イナズマイレブンWORLDCHALLENGE オーシャン 作:コマンダーコダック
つかの間の休息を終え、いよいよ世界と戦うための本格的な準備が始まった。
宿舎の巨大なミーティングルームに集められた日本代表のメンバーたちの前に、久遠コーチが立ち、大型モニターに今大会のレギュレーションを映し出した。
「これより、今大会のルールと対戦国の発表を行う」
久遠の静かな、しかし威圧感のある声に、選手たちの表情が一気に引き締まる。
「今回のフットボールフロンティア・インターナショナルは、世界から48カ国が出場する過去最大規模の大会となる。まずは4チームずつ12のブロックに分かれ、総当たりのグループリーグ戦を行う」
「48カ国……! 前よりずっと規模がでかいぞ」
円堂が目を輝かせる中、久遠は淡々と説明を続ける。
「グループリーグを突破できるのは、各ブロックの上位2チーム。そして、全ブロックの3位チームの中から成績上位8チームのみだ。これらが決勝トーナメントへ進出することになる」
「なるほど。
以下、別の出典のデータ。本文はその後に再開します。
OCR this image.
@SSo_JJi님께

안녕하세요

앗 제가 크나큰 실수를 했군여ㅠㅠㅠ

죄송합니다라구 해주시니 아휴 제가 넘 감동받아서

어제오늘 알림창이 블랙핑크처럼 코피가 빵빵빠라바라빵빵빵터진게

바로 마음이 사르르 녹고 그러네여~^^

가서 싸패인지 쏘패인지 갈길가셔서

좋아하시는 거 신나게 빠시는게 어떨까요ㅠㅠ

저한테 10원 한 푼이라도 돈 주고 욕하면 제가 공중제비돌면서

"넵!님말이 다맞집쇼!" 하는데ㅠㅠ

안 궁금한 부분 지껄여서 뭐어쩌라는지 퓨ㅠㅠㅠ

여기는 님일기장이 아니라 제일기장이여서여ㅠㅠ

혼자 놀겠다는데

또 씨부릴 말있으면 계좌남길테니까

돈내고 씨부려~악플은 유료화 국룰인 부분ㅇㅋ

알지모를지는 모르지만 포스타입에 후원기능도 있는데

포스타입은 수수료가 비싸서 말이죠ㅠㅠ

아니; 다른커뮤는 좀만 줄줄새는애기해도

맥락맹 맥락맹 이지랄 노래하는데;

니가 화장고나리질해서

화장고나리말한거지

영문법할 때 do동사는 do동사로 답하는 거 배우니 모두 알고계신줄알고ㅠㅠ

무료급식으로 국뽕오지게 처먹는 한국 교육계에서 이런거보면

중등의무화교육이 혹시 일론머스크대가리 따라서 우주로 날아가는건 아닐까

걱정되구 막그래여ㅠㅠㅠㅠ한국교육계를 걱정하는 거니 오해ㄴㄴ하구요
決して気の抜けないシビアな戦いになりますね」
鬼道が顎に手を当て、冷静に分析する。
そこへ、腕を組んだ影山総監督が一歩前へと進み出た。
「そして、我々日本代表が入るブロックと、対戦国が決定した」
モニターの画面が切り替わり、日本の国旗と共に3つの国の国旗と名前が表示される。それを見た瞬間、ミーティングルームに大きなどよめきが巻き起こった。
【グループリーグ 対戦国】
オランダ
アメリカ
ウルグアイ
「お、同じブロックにオランダ、アメリカ、ウルグアイだと……!」
「どれも世界屈指の強豪国じゃないか……」
あまりにも過酷なグループ編成に、何人かの選手が息を呑む。初戦から立ち塞がる世界の高い壁を前に、室内の空気がヒリヒリと張り詰めた。
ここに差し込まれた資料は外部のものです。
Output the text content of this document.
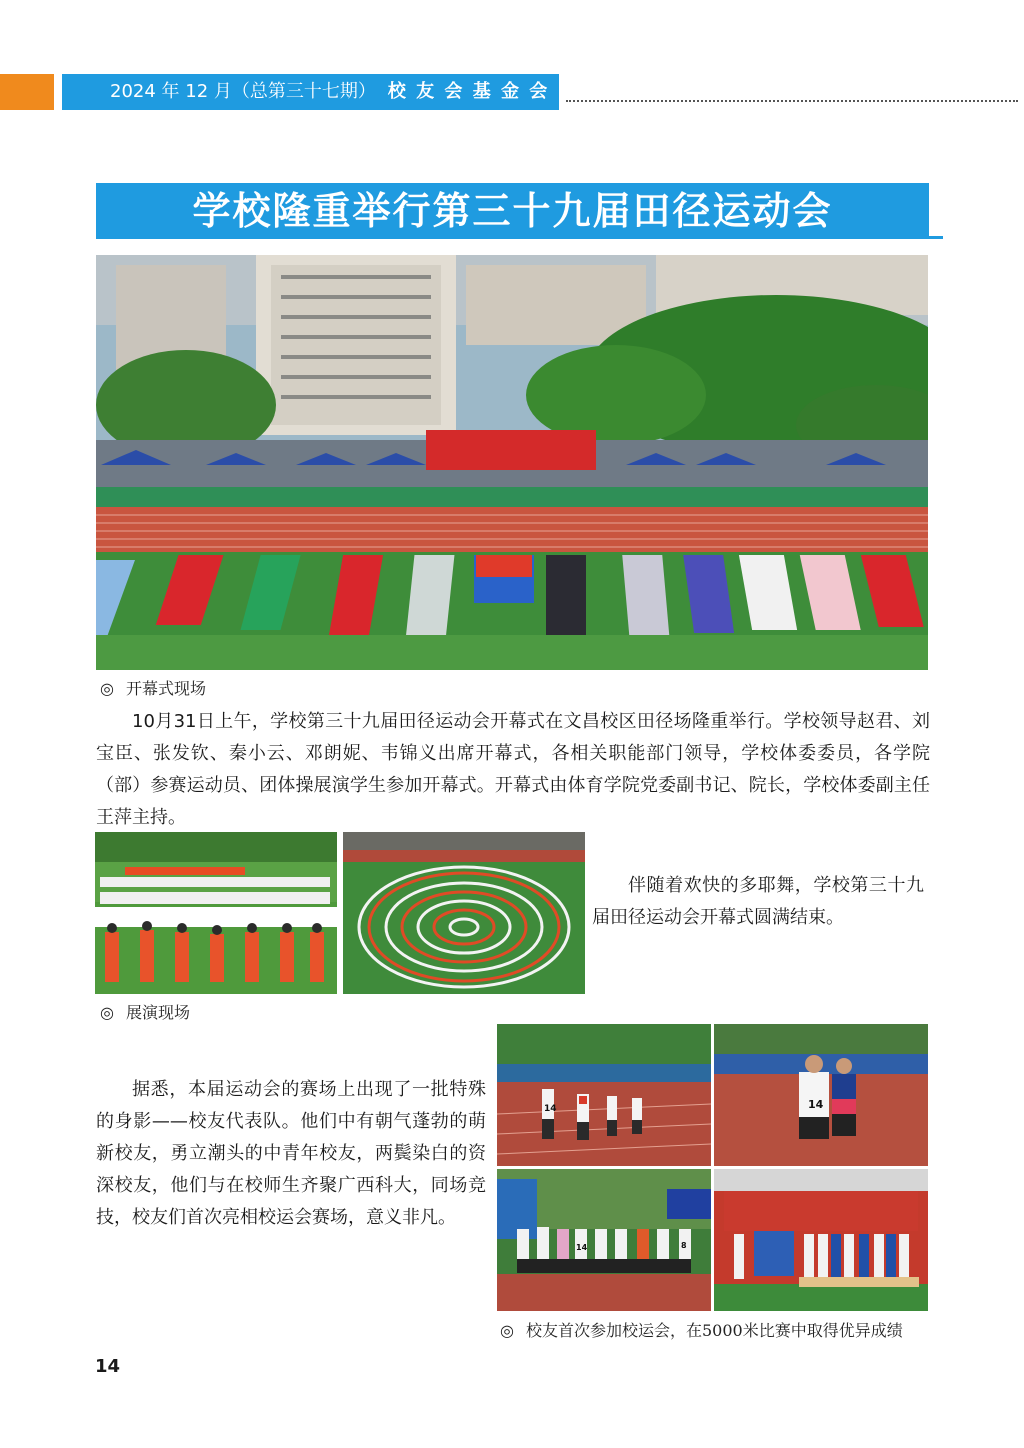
2024 年 12 月（总第三十七期） 校 友 会 基 金 会
学校隆重举行第三十九届田径运动会
◎ 开幕式现场
10月31日上午，学校第三十九届田径运动会开幕式在文昌校区田径场隆重举行。学校领导赵君、刘宝臣、张发钦、秦小云、邓朗妮、韦锦义出席开幕式，各相关职能部门领导，学校体委委员，各学院（部）参赛运动员、团体操展演学生参加开幕式。开幕式由体育学院党委副书记、院长，学校体委副主任王萍主持。
伴随着欢快的多耶舞，学校第三十九届田径运动会开幕式圆满结束。
◎ 展演现场
据悉，本届运动会的赛场上出现了一批特殊的身影——校友代表队。他们中有朝气蓬勃的萌新校友，勇立潮头的中青年校友，两鬓染白的资深校友，他们与在校师生齐聚广西科大，同场竞技，校友们首次亮相校运会赛场，意义非凡。
14	14
14	8
◎ 校友首次参加校运会，在5000米比赛中取得优异成绩
14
しかし、影山は動じることなく、不敵な笑みを浮かべて選手たちを見渡した。
「怯むことはない。世界一を目指すのであれば、どのみち全て倒さねばならない相手だ。いいか、我々の初戦の相手は――『オランダ』だ」
「オランダ……!」
未知なる強敵との戦いを告げられ、円堂は両拳を強く握りしめた。その顔に恐れはなく、あるのは純粋な闘志とワクワクした笑顔だけだった。
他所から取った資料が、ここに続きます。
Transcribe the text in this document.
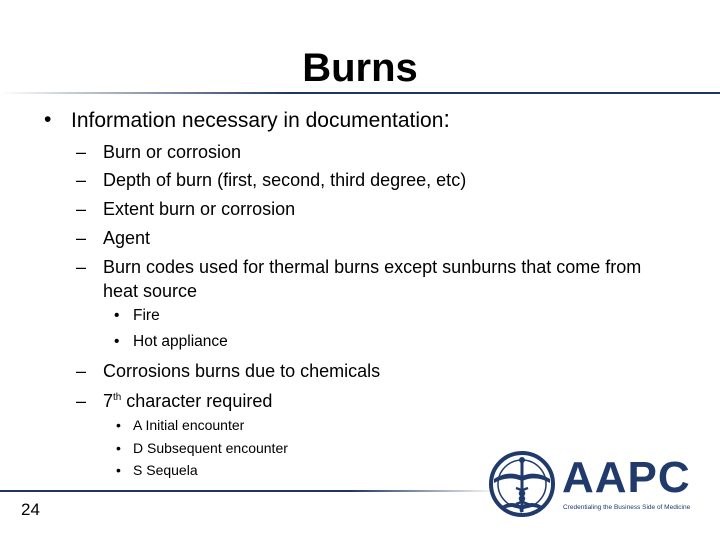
Burns
• Information necessary in documentation:
– Burn or corrosion
– Depth of burn (first, second, third degree, etc)
– Extent burn or corrosion
– Agent
– Burn codes used for thermal burns except sunburns that come from heat source
• Fire
• Hot appliance
– Corrosions burns due to chemicals
– 7th character required
• A Initial encounter
• D Subsequent encounter
• S Sequela
24
AAPC
Credentialing the Business Side of Medicine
「よーし! 相手がどこだろうと関係ない! トータルフットボールの国だろうがなんだろうと、俺たちのサッカーを世界に見せつけてやろうぜ! 絶対に勝つぞ!」
「おおっ!!」
円堂の熱い声に呼応するように、チームの士気が一気に高まり、選手たちの力強い返事がフランスの空に響き渡った。